The muscles connected to the ears of a human do not develop enough to have the same mobility allowed to many animals.

Human vestigiality is related to human evolution, and includes a variety of characters occurring in the human species. Many examples of these are vestigial in other primates and related animals, whereas other examples are still highly developed. The human caecum is vestigial, as often is the case in omnivores, being reduced to a single chamber receiving the content of the ileum into the colon. The ancestral caecum would have been a large, blind diverticulum in which resistant plant material such as cellulose would have been fermented in preparation for absorption in the colon. Analogous organs in other animals similar to humans continue to perform similar functions. An alternative explanation would be the possibility that natural selection selects for larger appendices because smaller and thinner appendices would be more susceptible to inflammation and disease. The coccyx, or tailbone, though a vestige of the tail of some primate ancestors, is functional as an anchor for certain pelvic muscles including: the levator ani muscle and the largest gluteal muscle, the gluteus maximus.

Other structures that are vestigial include the plica semilunaris on the inside corner of the eye (a remnant of the nictitating membrane); and, as pictured, muscles in the ear and other parts of the body. Other organic structures (such as the occipitofrontalis muscle) have lost their original functions (keep the head from falling) but are still useful for other purposes (facial expression).

Humans also bear some vestigial behaviors and reflexes. The formation of goose bumps in humans under stress is a vestigial reflex; its function in human ancestors was to raise the body's hair, making the ancestor appear larger and scaring off predators. The arrector pili muscle, which is a band of smooth muscle that connects the hair follicle to connective tissue, contracts and creates the goosebumps on skin.

There are also vestigial molecular structures in humans, which are no longer in use but may indicate common ancestry with other species. One example of this is a gene that is functional in most other mammals and which produces L-gulonolactone oxidase, an enzyme that can make vitamin C. A documented mutation deactivated the gene in an ancestor of the modern infraorder of monkeys, and apes, and it now remains in their genomes, including the human genome, as a vestigial sequence called a pseudogene.

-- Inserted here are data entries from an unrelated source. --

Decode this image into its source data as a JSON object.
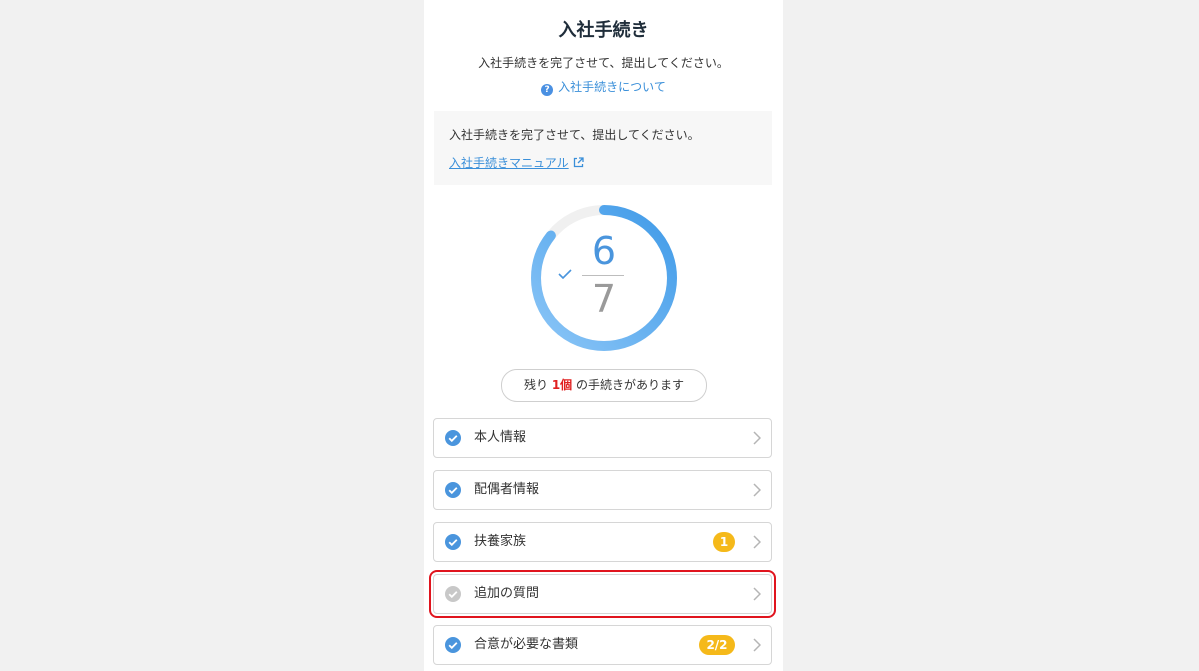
{
  "header": {
    "title": "入社手続き",
    "subtitle": "入社手続きを完了させて、提出してください。",
    "help_link": "入社手続きについて",
    "help_icon": "?"
  },
  "infobox": {
    "text": "入社手続きを完了させて、提出してください。",
    "manual_link": "入社手続きマニュアル"
  },
  "progress": {
    "completed": "6",
    "total": "7",
    "fraction": 0.857
  },
  "remaining": {
    "prefix": "残り",
    "count": "1個",
    "suffix": "の手続きがあります"
  },
  "procedures": [
    {
      "label": "本人情報",
      "status": "done",
      "badge": ""
    },
    {
      "label": "配偶者情報",
      "status": "done",
      "badge": ""
    },
    {
      "label": "扶養家族",
      "status": "done",
      "badge": "1"
    },
    {
      "label": "追加の質問",
      "status": "pending",
      "badge": ""
    },
    {
      "label": "合意が必要な書類",
      "status": "done",
      "badge": "2/2"
    }
  ],
  "colors": {
    "accent": "#4a95dd",
    "badge": "#f5b91a",
    "highlight": "#e0141e",
    "pending": "#c8c8c8"
  }
}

The shift in human diet towards soft and processed food over time caused a reduction in the number of powerful grinding teeth, especially the third molars or wisdom teeth, which were highly prone to impaction.

Plants and fungi

Plants also have vestigial parts, including functionless stipules and carpels, leaf reduction of Equisetum, paraphyses of Fungi. Well known examples are the reductions in floral display, leading to smaller and/or paler flowers, in plants that reproduce without outcrossing, for example via selfing or obligate clonal reproduction.